Sistema de Segurança Anvisa: Como Garantir Conformidade Total
Aprenda como implementar um sistema de segurança Anvisa e garantir conformidade total, reduzir riscos e passar em auditorias com tranquilidade.
Sumário
No contexto da saúde pública brasileira, o sistema de segurança Anvisa representa um pilar fundamental para a proteção dos pacientes e a qualidade dos serviços de saúde. Gerenciado pela Agência Nacional de Vigilância Sanitária (Anvisa), esse sistema integra ferramentas de monitoramento, notificação e fiscalização que visam reduzir riscos, eventos adversos e infecções relacionadas à assistência à saúde (IRAS). Com a aprovação da Portaria nº 80, de 28 de janeiro de 2026, que institui o Plano Integrado para a Gestão Sanitária da Segurança do Paciente em Serviços de Saúde 2026–2030, o sistema de segurança Anvisa ganha novas diretrizes estratégicas.

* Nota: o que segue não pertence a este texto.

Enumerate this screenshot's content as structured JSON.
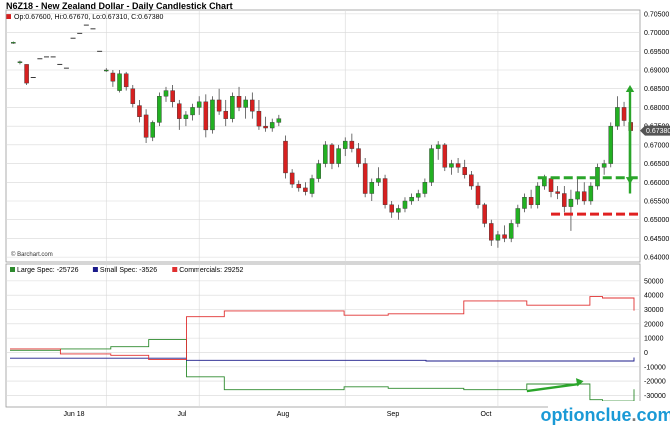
{
  "header": {
    "title": "N6Z18 - New Zealand Dollar - Daily Candlestick Chart",
    "ohlc": "Op:0.67600, Hi:0.67670, Lo:0.67310, C:0.67380"
  },
  "credit": "© Barchart.com",
  "watermark": {
    "main": "optionclue",
    "dot": ".",
    "tld": "com"
  },
  "colors": {
    "up": "#22b022",
    "down": "#d62020",
    "grid": "#d8d8d8",
    "large": "#2d8a2d",
    "small": "#1a1a8a",
    "commercials": "#e03030",
    "annotation_green": "#2aa52a",
    "annotation_red": "#e02020",
    "badge": "#555555"
  },
  "chart_data": [
    {
      "type": "candlestick",
      "title": "N6Z18 - New Zealand Dollar - Daily Candlestick Chart",
      "x_ticks": [
        "Jun 18",
        "Jul",
        "Aug",
        "Sep",
        "Oct"
      ],
      "y_ticks": [
        "0.70500",
        "0.70000",
        "0.69500",
        "0.69000",
        "0.68500",
        "0.68000",
        "0.67500",
        "0.67000",
        "0.66500",
        "0.66000",
        "0.65500",
        "0.65000",
        "0.64500",
        "0.64000"
      ],
      "ylim": [
        0.6395,
        0.7055
      ],
      "last_price": "0.67380",
      "candles": [
        {
          "o": 0.6972,
          "h": 0.6976,
          "l": 0.697,
          "c": 0.6974
        },
        {
          "o": 0.692,
          "h": 0.6925,
          "l": 0.6915,
          "c": 0.6922
        },
        {
          "o": 0.6915,
          "h": 0.6915,
          "l": 0.686,
          "c": 0.6865
        },
        {
          "o": 0.688,
          "h": 0.6882,
          "l": 0.6878,
          "c": 0.688
        },
        {
          "o": 0.693,
          "h": 0.6932,
          "l": 0.6928,
          "c": 0.693
        },
        {
          "o": 0.6935,
          "h": 0.6937,
          "l": 0.6933,
          "c": 0.6935
        },
        {
          "o": 0.6935,
          "h": 0.6937,
          "l": 0.6933,
          "c": 0.6935
        },
        {
          "o": 0.6915,
          "h": 0.6917,
          "l": 0.6913,
          "c": 0.6915
        },
        {
          "o": 0.6905,
          "h": 0.6907,
          "l": 0.6903,
          "c": 0.6905
        },
        {
          "o": 0.6985,
          "h": 0.6987,
          "l": 0.6983,
          "c": 0.6985
        },
        {
          "o": 0.6998,
          "h": 0.7,
          "l": 0.6996,
          "c": 0.6998
        },
        {
          "o": 0.702,
          "h": 0.7022,
          "l": 0.7018,
          "c": 0.702
        },
        {
          "o": 0.701,
          "h": 0.7012,
          "l": 0.7008,
          "c": 0.701
        },
        {
          "o": 0.695,
          "h": 0.6952,
          "l": 0.6948,
          "c": 0.695
        },
        {
          "o": 0.69,
          "h": 0.6905,
          "l": 0.6895,
          "c": 0.69
        },
        {
          "o": 0.6892,
          "h": 0.69,
          "l": 0.6855,
          "c": 0.687
        },
        {
          "o": 0.6845,
          "h": 0.69,
          "l": 0.684,
          "c": 0.689
        },
        {
          "o": 0.689,
          "h": 0.6895,
          "l": 0.6845,
          "c": 0.6855
        },
        {
          "o": 0.685,
          "h": 0.686,
          "l": 0.68,
          "c": 0.681
        },
        {
          "o": 0.6805,
          "h": 0.682,
          "l": 0.676,
          "c": 0.6775
        },
        {
          "o": 0.678,
          "h": 0.6795,
          "l": 0.6705,
          "c": 0.672
        },
        {
          "o": 0.672,
          "h": 0.6765,
          "l": 0.671,
          "c": 0.676
        },
        {
          "o": 0.676,
          "h": 0.684,
          "l": 0.675,
          "c": 0.683
        },
        {
          "o": 0.683,
          "h": 0.6855,
          "l": 0.6815,
          "c": 0.6845
        },
        {
          "o": 0.6845,
          "h": 0.686,
          "l": 0.68,
          "c": 0.6815
        },
        {
          "o": 0.681,
          "h": 0.682,
          "l": 0.674,
          "c": 0.677
        },
        {
          "o": 0.677,
          "h": 0.679,
          "l": 0.675,
          "c": 0.678
        },
        {
          "o": 0.678,
          "h": 0.681,
          "l": 0.6765,
          "c": 0.68
        },
        {
          "o": 0.68,
          "h": 0.683,
          "l": 0.678,
          "c": 0.6815
        },
        {
          "o": 0.6815,
          "h": 0.6835,
          "l": 0.672,
          "c": 0.674
        },
        {
          "o": 0.674,
          "h": 0.683,
          "l": 0.673,
          "c": 0.682
        },
        {
          "o": 0.682,
          "h": 0.685,
          "l": 0.678,
          "c": 0.679
        },
        {
          "o": 0.679,
          "h": 0.682,
          "l": 0.675,
          "c": 0.677
        },
        {
          "o": 0.677,
          "h": 0.684,
          "l": 0.676,
          "c": 0.683
        },
        {
          "o": 0.683,
          "h": 0.6855,
          "l": 0.679,
          "c": 0.68
        },
        {
          "o": 0.68,
          "h": 0.683,
          "l": 0.677,
          "c": 0.682
        },
        {
          "o": 0.682,
          "h": 0.684,
          "l": 0.677,
          "c": 0.679
        },
        {
          "o": 0.679,
          "h": 0.682,
          "l": 0.674,
          "c": 0.675
        },
        {
          "o": 0.675,
          "h": 0.6775,
          "l": 0.6735,
          "c": 0.6745
        },
        {
          "o": 0.6745,
          "h": 0.677,
          "l": 0.6735,
          "c": 0.676
        },
        {
          "o": 0.676,
          "h": 0.678,
          "l": 0.675,
          "c": 0.677
        },
        {
          "o": 0.671,
          "h": 0.6725,
          "l": 0.661,
          "c": 0.6625
        },
        {
          "o": 0.6625,
          "h": 0.6635,
          "l": 0.6585,
          "c": 0.6595
        },
        {
          "o": 0.6595,
          "h": 0.6605,
          "l": 0.6575,
          "c": 0.6585
        },
        {
          "o": 0.6585,
          "h": 0.66,
          "l": 0.6565,
          "c": 0.6575
        },
        {
          "o": 0.657,
          "h": 0.662,
          "l": 0.656,
          "c": 0.661
        },
        {
          "o": 0.661,
          "h": 0.666,
          "l": 0.66,
          "c": 0.665
        },
        {
          "o": 0.665,
          "h": 0.671,
          "l": 0.664,
          "c": 0.67
        },
        {
          "o": 0.67,
          "h": 0.6705,
          "l": 0.6635,
          "c": 0.665
        },
        {
          "o": 0.665,
          "h": 0.67,
          "l": 0.664,
          "c": 0.669
        },
        {
          "o": 0.669,
          "h": 0.672,
          "l": 0.667,
          "c": 0.671
        },
        {
          "o": 0.671,
          "h": 0.673,
          "l": 0.668,
          "c": 0.669
        },
        {
          "o": 0.669,
          "h": 0.6705,
          "l": 0.664,
          "c": 0.665
        },
        {
          "o": 0.665,
          "h": 0.6665,
          "l": 0.656,
          "c": 0.657
        },
        {
          "o": 0.657,
          "h": 0.661,
          "l": 0.655,
          "c": 0.66
        },
        {
          "o": 0.66,
          "h": 0.664,
          "l": 0.659,
          "c": 0.661
        },
        {
          "o": 0.661,
          "h": 0.662,
          "l": 0.653,
          "c": 0.654
        },
        {
          "o": 0.654,
          "h": 0.655,
          "l": 0.6505,
          "c": 0.652
        },
        {
          "o": 0.652,
          "h": 0.654,
          "l": 0.65,
          "c": 0.653
        },
        {
          "o": 0.653,
          "h": 0.656,
          "l": 0.652,
          "c": 0.655
        },
        {
          "o": 0.655,
          "h": 0.657,
          "l": 0.654,
          "c": 0.656
        },
        {
          "o": 0.656,
          "h": 0.658,
          "l": 0.655,
          "c": 0.657
        },
        {
          "o": 0.657,
          "h": 0.661,
          "l": 0.656,
          "c": 0.66
        },
        {
          "o": 0.66,
          "h": 0.67,
          "l": 0.659,
          "c": 0.669
        },
        {
          "o": 0.669,
          "h": 0.671,
          "l": 0.666,
          "c": 0.67
        },
        {
          "o": 0.67,
          "h": 0.6705,
          "l": 0.663,
          "c": 0.664
        },
        {
          "o": 0.664,
          "h": 0.666,
          "l": 0.662,
          "c": 0.665
        },
        {
          "o": 0.665,
          "h": 0.6665,
          "l": 0.6625,
          "c": 0.664
        },
        {
          "o": 0.664,
          "h": 0.666,
          "l": 0.661,
          "c": 0.662
        },
        {
          "o": 0.662,
          "h": 0.663,
          "l": 0.658,
          "c": 0.659
        },
        {
          "o": 0.659,
          "h": 0.66,
          "l": 0.653,
          "c": 0.654
        },
        {
          "o": 0.654,
          "h": 0.6545,
          "l": 0.648,
          "c": 0.649
        },
        {
          "o": 0.649,
          "h": 0.65,
          "l": 0.643,
          "c": 0.6445
        },
        {
          "o": 0.6445,
          "h": 0.647,
          "l": 0.6425,
          "c": 0.646
        },
        {
          "o": 0.646,
          "h": 0.6485,
          "l": 0.644,
          "c": 0.645
        },
        {
          "o": 0.645,
          "h": 0.65,
          "l": 0.644,
          "c": 0.649
        },
        {
          "o": 0.649,
          "h": 0.654,
          "l": 0.648,
          "c": 0.653
        },
        {
          "o": 0.653,
          "h": 0.657,
          "l": 0.652,
          "c": 0.656
        },
        {
          "o": 0.656,
          "h": 0.658,
          "l": 0.653,
          "c": 0.654
        },
        {
          "o": 0.654,
          "h": 0.66,
          "l": 0.653,
          "c": 0.659
        },
        {
          "o": 0.659,
          "h": 0.662,
          "l": 0.658,
          "c": 0.661
        },
        {
          "o": 0.661,
          "h": 0.6615,
          "l": 0.656,
          "c": 0.6575
        },
        {
          "o": 0.6575,
          "h": 0.659,
          "l": 0.6555,
          "c": 0.657
        },
        {
          "o": 0.657,
          "h": 0.659,
          "l": 0.652,
          "c": 0.6535
        },
        {
          "o": 0.6535,
          "h": 0.658,
          "l": 0.647,
          "c": 0.6555
        },
        {
          "o": 0.6555,
          "h": 0.661,
          "l": 0.654,
          "c": 0.6575
        },
        {
          "o": 0.6575,
          "h": 0.66,
          "l": 0.654,
          "c": 0.655
        },
        {
          "o": 0.655,
          "h": 0.66,
          "l": 0.654,
          "c": 0.659
        },
        {
          "o": 0.659,
          "h": 0.665,
          "l": 0.658,
          "c": 0.664
        },
        {
          "o": 0.664,
          "h": 0.666,
          "l": 0.662,
          "c": 0.665
        },
        {
          "o": 0.665,
          "h": 0.676,
          "l": 0.664,
          "c": 0.675
        },
        {
          "o": 0.675,
          "h": 0.683,
          "l": 0.674,
          "c": 0.68
        },
        {
          "o": 0.68,
          "h": 0.6815,
          "l": 0.675,
          "c": 0.6765
        },
        {
          "o": 0.676,
          "h": 0.6767,
          "l": 0.6731,
          "c": 0.6738
        }
      ],
      "annotations": [
        {
          "type": "dashed-level",
          "color": "green",
          "value": 0.6612,
          "from_index": 79,
          "to_index": 97
        },
        {
          "type": "dashed-level",
          "color": "red",
          "value": 0.6515,
          "from_index": 81,
          "to_index": 97
        },
        {
          "type": "arrow-up",
          "color": "green",
          "value_from": 0.657,
          "value_to": 0.686,
          "at_index": 96
        },
        {
          "type": "arrow-down",
          "color": "green",
          "value_from": 0.676,
          "value_to": 0.6595,
          "at_index": 95
        }
      ]
    },
    {
      "type": "line",
      "legend": [
        {
          "label": "Large Spec: -25726",
          "color": "#2d8a2d"
        },
        {
          "label": "Small Spec: -3526",
          "color": "#1a1a8a"
        },
        {
          "label": "Commercials: 29252",
          "color": "#e03030"
        }
      ],
      "y_ticks": [
        "50000",
        "40000",
        "30000",
        "20000",
        "10000",
        "0",
        "-10000",
        "-20000",
        "-30000"
      ],
      "ylim": [
        -36000,
        52000
      ],
      "x_count": 100,
      "series": [
        {
          "name": "Large Spec",
          "color": "#2d8a2d",
          "points": [
            [
              0,
              1500
            ],
            [
              8,
              1500
            ],
            [
              8,
              2500
            ],
            [
              16,
              2500
            ],
            [
              16,
              4000
            ],
            [
              22,
              4000
            ],
            [
              22,
              9000
            ],
            [
              28,
              9000
            ],
            [
              28,
              -17000
            ],
            [
              34,
              -17000
            ],
            [
              34,
              -26000
            ],
            [
              53,
              -26000
            ],
            [
              53,
              -24000
            ],
            [
              60,
              -24000
            ],
            [
              60,
              -25000
            ],
            [
              72,
              -25000
            ],
            [
              72,
              -26000
            ],
            [
              82,
              -26000
            ],
            [
              82,
              -22000
            ],
            [
              92,
              -22000
            ],
            [
              92,
              -33000
            ],
            [
              94,
              -33000
            ],
            [
              94,
              -34000
            ],
            [
              99,
              -34000
            ],
            [
              99,
              -25726
            ]
          ]
        },
        {
          "name": "Small Spec",
          "color": "#1a1a8a",
          "points": [
            [
              0,
              -4000
            ],
            [
              28,
              -4000
            ],
            [
              28,
              -5500
            ],
            [
              66,
              -5500
            ],
            [
              66,
              -6000
            ],
            [
              99,
              -6000
            ],
            [
              99,
              -3526
            ]
          ]
        },
        {
          "name": "Commercials",
          "color": "#e03030",
          "points": [
            [
              0,
              2500
            ],
            [
              8,
              2500
            ],
            [
              8,
              -1000
            ],
            [
              16,
              -1000
            ],
            [
              16,
              -2000
            ],
            [
              22,
              -2000
            ],
            [
              22,
              -5000
            ],
            [
              28,
              -5000
            ],
            [
              28,
              25000
            ],
            [
              34,
              25000
            ],
            [
              34,
              29000
            ],
            [
              53,
              29000
            ],
            [
              53,
              26000
            ],
            [
              60,
              26000
            ],
            [
              60,
              27000
            ],
            [
              72,
              27000
            ],
            [
              72,
              36000
            ],
            [
              82,
              36000
            ],
            [
              82,
              33000
            ],
            [
              92,
              33000
            ],
            [
              92,
              39000
            ],
            [
              94,
              39000
            ],
            [
              94,
              38000
            ],
            [
              99,
              38000
            ],
            [
              99,
              29252
            ]
          ]
        }
      ],
      "annotations": [
        {
          "type": "arrow-up",
          "color": "green",
          "from_x": 82,
          "from_y": -27000,
          "to_x": 91,
          "to_y": -20000
        }
      ]
    }
  ]
}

Esse plano reforça a articulação entre a Anvisa e as vigilâncias sanitárias estaduais, distritais e municipais, promovendo uma cultura de segurança proativa.

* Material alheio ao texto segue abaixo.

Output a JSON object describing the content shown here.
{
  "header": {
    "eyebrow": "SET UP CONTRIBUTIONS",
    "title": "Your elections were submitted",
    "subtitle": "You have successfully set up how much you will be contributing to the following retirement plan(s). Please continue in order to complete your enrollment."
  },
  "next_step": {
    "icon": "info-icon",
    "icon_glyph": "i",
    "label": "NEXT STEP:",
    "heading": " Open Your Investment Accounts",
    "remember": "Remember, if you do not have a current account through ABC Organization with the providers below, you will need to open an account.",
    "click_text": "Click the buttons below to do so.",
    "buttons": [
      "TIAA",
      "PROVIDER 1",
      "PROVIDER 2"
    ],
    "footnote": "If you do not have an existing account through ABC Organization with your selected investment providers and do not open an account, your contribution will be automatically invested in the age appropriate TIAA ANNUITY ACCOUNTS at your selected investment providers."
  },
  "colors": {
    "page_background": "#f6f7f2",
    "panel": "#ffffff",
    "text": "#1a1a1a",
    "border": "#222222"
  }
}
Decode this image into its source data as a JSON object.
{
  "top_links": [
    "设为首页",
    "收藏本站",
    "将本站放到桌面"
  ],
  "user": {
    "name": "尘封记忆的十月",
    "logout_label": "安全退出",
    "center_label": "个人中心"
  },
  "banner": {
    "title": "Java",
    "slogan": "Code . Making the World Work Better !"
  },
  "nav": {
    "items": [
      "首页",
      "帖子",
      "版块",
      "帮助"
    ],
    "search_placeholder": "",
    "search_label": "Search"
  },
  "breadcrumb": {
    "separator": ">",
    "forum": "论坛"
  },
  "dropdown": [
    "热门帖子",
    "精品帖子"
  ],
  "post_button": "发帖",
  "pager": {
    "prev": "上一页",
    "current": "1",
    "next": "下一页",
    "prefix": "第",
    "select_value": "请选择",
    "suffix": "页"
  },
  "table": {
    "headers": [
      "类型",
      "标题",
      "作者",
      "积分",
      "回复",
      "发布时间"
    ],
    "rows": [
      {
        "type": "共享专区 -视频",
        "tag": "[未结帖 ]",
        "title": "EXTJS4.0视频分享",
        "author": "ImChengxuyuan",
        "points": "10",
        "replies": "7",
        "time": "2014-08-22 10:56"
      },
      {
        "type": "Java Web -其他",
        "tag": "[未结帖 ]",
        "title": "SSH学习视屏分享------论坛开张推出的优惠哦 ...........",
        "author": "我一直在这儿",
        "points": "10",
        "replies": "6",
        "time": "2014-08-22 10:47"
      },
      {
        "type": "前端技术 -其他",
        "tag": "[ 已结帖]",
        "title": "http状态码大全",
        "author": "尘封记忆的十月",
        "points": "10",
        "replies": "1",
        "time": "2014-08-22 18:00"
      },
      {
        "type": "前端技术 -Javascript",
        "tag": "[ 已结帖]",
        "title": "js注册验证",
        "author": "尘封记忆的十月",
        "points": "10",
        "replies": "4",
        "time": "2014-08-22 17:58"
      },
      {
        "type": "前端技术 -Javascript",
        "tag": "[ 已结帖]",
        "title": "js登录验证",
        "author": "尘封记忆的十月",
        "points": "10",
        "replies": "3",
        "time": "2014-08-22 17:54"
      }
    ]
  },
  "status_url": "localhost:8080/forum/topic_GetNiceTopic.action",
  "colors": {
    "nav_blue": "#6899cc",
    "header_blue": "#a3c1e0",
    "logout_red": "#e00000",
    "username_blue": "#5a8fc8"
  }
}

O sistema de segurança Anvisa não é apenas um conjunto de normas, mas um ecossistema que inclui o Sistema Nacional de Vigilância Sanitária (SNVS), o Notivisa para notificações e os Núcleos de Segurança do Paciente (NSP), obrigatórios pela RDC nº 36/2013. Seu objetivo é transitar de uma abordagem reativa para uma analítica, com foco em prevenção, qualificação regulatória e melhoria contínua. Para gestores de serviços de saúde, compreender e implementar esse sistema de segurança Anvisa é essencial para garantir conformidade total, evitar sanções e elevar a qualidade assistencial. Neste artigo, exploramos os componentes chave, metas e estratégias práticas para adesão plena.

O Que é o Sistema de Segurança Anvisa?
O sistema de segurança Anvisa é o framework regulatório e operacional que assegura a vigilância sanitária em serviços de saúde, abrangendo desde hospitais até clínicas ambulatoriais. Ele se baseia no SNVS, que integra dados de notificações de eventos adversos, como óbitos, never events (erros graves evitáveis) e surtos infecciosos. Através do portal da Anvisa, estabelecimentos cadastram incidentes via Notivisa, permitindo análise em tempo real e ações corretivas.

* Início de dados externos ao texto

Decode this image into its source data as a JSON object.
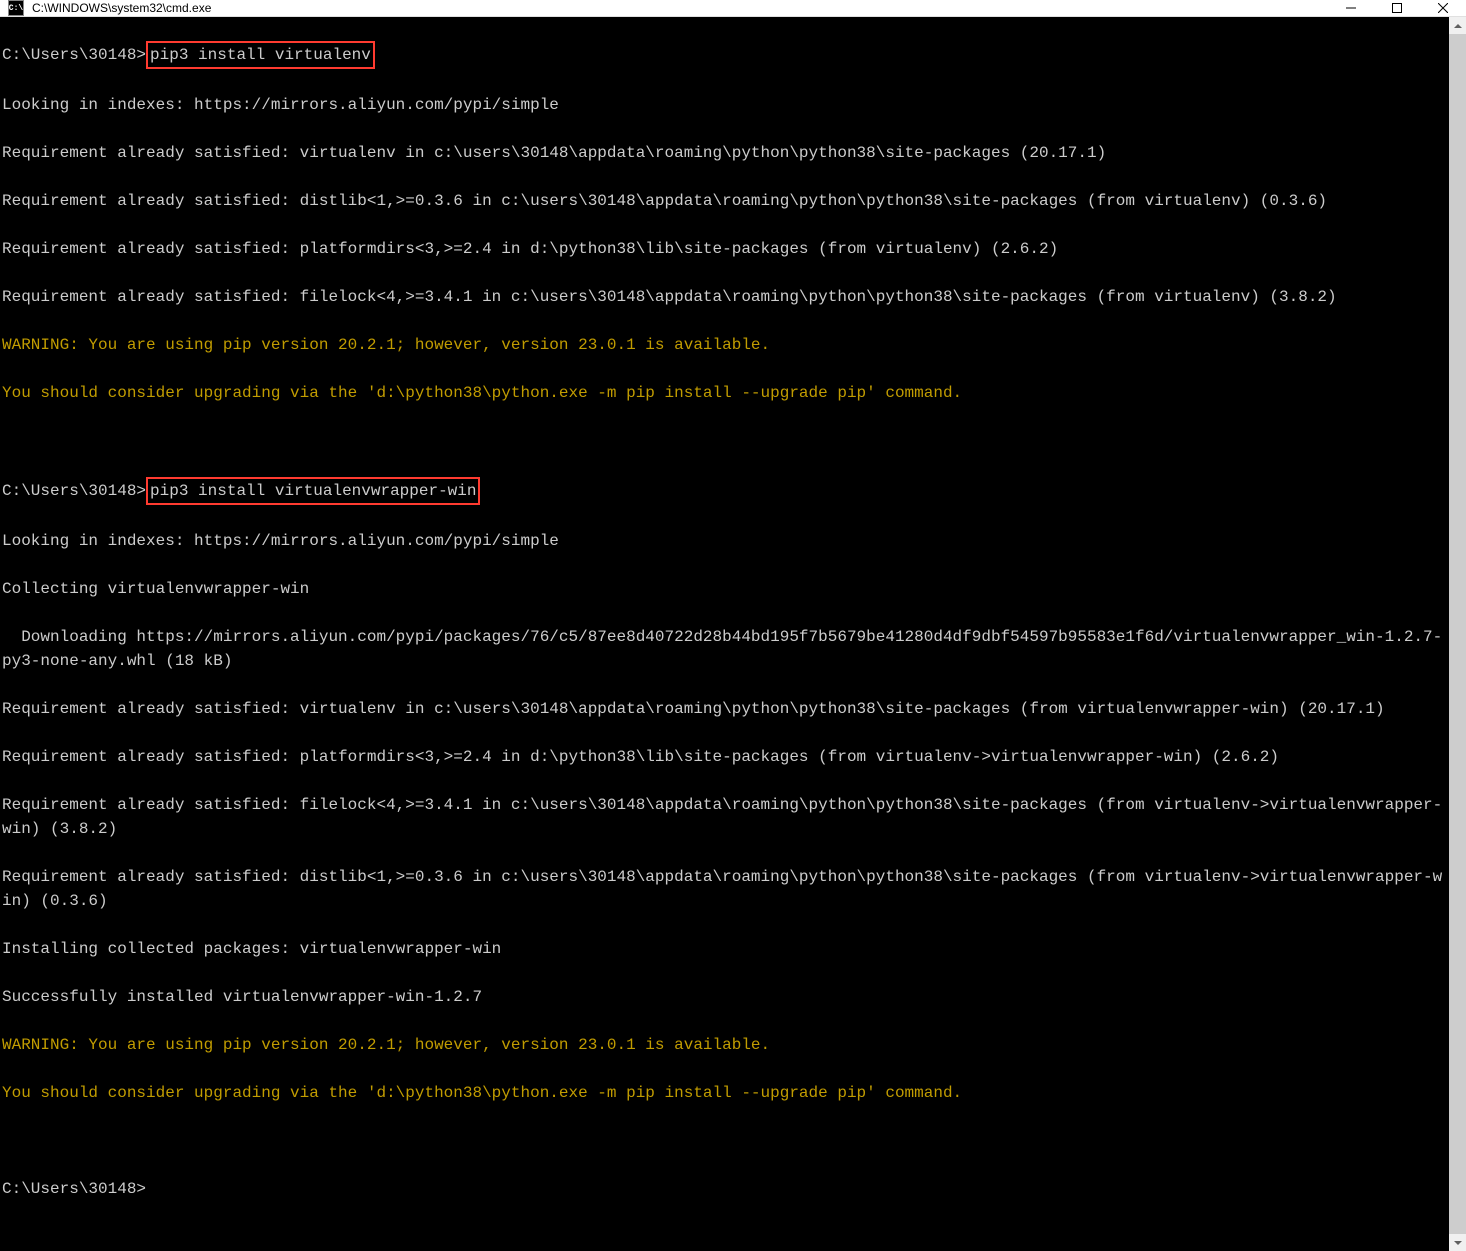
{
  "window": {
    "title": "C:\\WINDOWS\\system32\\cmd.exe",
    "icon_label": "C:\\"
  },
  "terminal": {
    "prompt1": "C:\\Users\\30148>",
    "cmd1": "pip3 install virtualenv",
    "out1_l1": "Looking in indexes: https://mirrors.aliyun.com/pypi/simple",
    "out1_l2": "Requirement already satisfied: virtualenv in c:\\users\\30148\\appdata\\roaming\\python\\python38\\site-packages (20.17.1)",
    "out1_l3": "Requirement already satisfied: distlib<1,>=0.3.6 in c:\\users\\30148\\appdata\\roaming\\python\\python38\\site-packages (from virtualenv) (0.3.6)",
    "out1_l4": "Requirement already satisfied: platformdirs<3,>=2.4 in d:\\python38\\lib\\site-packages (from virtualenv) (2.6.2)",
    "out1_l5": "Requirement already satisfied: filelock<4,>=3.4.1 in c:\\users\\30148\\appdata\\roaming\\python\\python38\\site-packages (from virtualenv) (3.8.2)",
    "warn1_l1": "WARNING: You are using pip version 20.2.1; however, version 23.0.1 is available.",
    "warn1_l2": "You should consider upgrading via the 'd:\\python38\\python.exe -m pip install --upgrade pip' command.",
    "prompt2": "C:\\Users\\30148>",
    "cmd2": "pip3 install virtualenvwrapper-win",
    "out2_l1": "Looking in indexes: https://mirrors.aliyun.com/pypi/simple",
    "out2_l2": "Collecting virtualenvwrapper-win",
    "out2_l3": "  Downloading https://mirrors.aliyun.com/pypi/packages/76/c5/87ee8d40722d28b44bd195f7b5679be41280d4df9dbf54597b95583e1f6d/virtualenvwrapper_win-1.2.7-py3-none-any.whl (18 kB)",
    "out2_l4": "Requirement already satisfied: virtualenv in c:\\users\\30148\\appdata\\roaming\\python\\python38\\site-packages (from virtualenvwrapper-win) (20.17.1)",
    "out2_l5": "Requirement already satisfied: platformdirs<3,>=2.4 in d:\\python38\\lib\\site-packages (from virtualenv->virtualenvwrapper-win) (2.6.2)",
    "out2_l6": "Requirement already satisfied: filelock<4,>=3.4.1 in c:\\users\\30148\\appdata\\roaming\\python\\python38\\site-packages (from virtualenv->virtualenvwrapper-win) (3.8.2)",
    "out2_l7": "Requirement already satisfied: distlib<1,>=0.3.6 in c:\\users\\30148\\appdata\\roaming\\python\\python38\\site-packages (from virtualenv->virtualenvwrapper-win) (0.3.6)",
    "out2_l8": "Installing collected packages: virtualenvwrapper-win",
    "out2_l9": "Successfully installed virtualenvwrapper-win-1.2.7",
    "warn2_l1": "WARNING: You are using pip version 20.2.1; however, version 23.0.1 is available.",
    "warn2_l2": "You should consider upgrading via the 'd:\\python38\\python.exe -m pip install --upgrade pip' command.",
    "prompt3": "C:\\Users\\30148>"
  }
}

Esse sistema evoluiu com iniciativas como o Programa Nacional de Segurança do Paciente (PNSP), alinhado ao Plano Global da OMS 2021-2030. A Portaria nº 80/2026 marca um avanço ao estabelecer o Plano Integrado 2026–2030, com 15 metas nacionais que medem conformidade por meio de indicadores como o Índice de Regularidade Sanitária (IRS) e o Índice Agregado de Risco Potencial (IARP). Esses índices avaliam estrutura organizacional, recursos humanos e monitoramento de notificações, exigindo pelo menos 70% de conformidade mínima.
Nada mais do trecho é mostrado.